When you were a kid, you were probably told platitudes such as, “be a team player” and “treat others the way you want to be treated.” As adults, we (hopefully) don’t receive reminders like this, but these clichés still hold value for us.

When you go to work, the easiest people to work with are those that are team players, and those that treat you how they would like you to treat them. These clichés, among others, could be under the umbrella term “emotional intelligence.”

Do you want to work for someone who can’t decipher how his or her staff reacts to an idea? Do you want to work with people who shoot down others’ suggestions and only want to go forward with his or her own proposals? No, you want to work with people who are emotionally intelligent—those who are aware of how they feel and how those around them feel. It can be incredibly difficult to work with people who are out of touch with how others perceive them and how they perceive themselves. The people that are easiest to work with are, simply, aware.

Emotional intelligence is a term we hear sometimes but might not realize how it’s related to all aspects of our lives.
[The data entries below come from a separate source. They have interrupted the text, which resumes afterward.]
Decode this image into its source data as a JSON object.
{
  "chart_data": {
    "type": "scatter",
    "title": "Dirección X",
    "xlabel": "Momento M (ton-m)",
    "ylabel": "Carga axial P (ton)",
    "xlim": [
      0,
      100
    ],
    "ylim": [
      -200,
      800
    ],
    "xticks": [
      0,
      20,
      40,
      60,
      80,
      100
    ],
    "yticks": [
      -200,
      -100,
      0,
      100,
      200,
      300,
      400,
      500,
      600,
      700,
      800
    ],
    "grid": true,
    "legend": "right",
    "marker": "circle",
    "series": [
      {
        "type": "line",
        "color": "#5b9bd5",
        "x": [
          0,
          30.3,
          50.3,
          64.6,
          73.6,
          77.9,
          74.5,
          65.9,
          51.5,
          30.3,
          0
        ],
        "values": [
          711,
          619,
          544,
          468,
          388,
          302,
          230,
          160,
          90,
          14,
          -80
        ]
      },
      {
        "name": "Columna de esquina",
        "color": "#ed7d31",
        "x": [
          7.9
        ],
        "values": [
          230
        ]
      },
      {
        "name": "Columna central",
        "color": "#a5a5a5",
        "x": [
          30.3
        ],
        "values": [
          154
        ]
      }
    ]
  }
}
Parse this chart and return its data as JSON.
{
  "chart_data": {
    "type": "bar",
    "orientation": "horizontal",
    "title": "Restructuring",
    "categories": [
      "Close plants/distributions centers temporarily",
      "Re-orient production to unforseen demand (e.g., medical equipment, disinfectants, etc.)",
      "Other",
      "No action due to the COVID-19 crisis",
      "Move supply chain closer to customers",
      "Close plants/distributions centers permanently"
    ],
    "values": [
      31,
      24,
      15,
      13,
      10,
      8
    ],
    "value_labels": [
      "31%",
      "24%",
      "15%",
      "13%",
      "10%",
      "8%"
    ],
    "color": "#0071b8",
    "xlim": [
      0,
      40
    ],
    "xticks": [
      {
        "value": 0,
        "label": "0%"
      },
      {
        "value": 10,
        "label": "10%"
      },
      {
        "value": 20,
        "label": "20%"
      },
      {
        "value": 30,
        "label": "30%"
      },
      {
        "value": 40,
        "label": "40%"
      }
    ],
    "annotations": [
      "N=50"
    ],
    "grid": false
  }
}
We don’t just work with people when we are physically at work, we work with others when we’re at home, when we’re at the grocery store, when we’re at the library …. Everywhere we are and anytime we’re interacting with others, we have the opportunity to be emotionally intelligent and to reach out to people in mature and engaging ways.

Some people might feel exhausted from working with others all day and find themselves being less patient or forgiving at home. Work can take a lot out of us, but just remember that exhibiting signs of emotional intelligence is not something that matters only in the workplace. Working well with others is important in all aspects of our lives.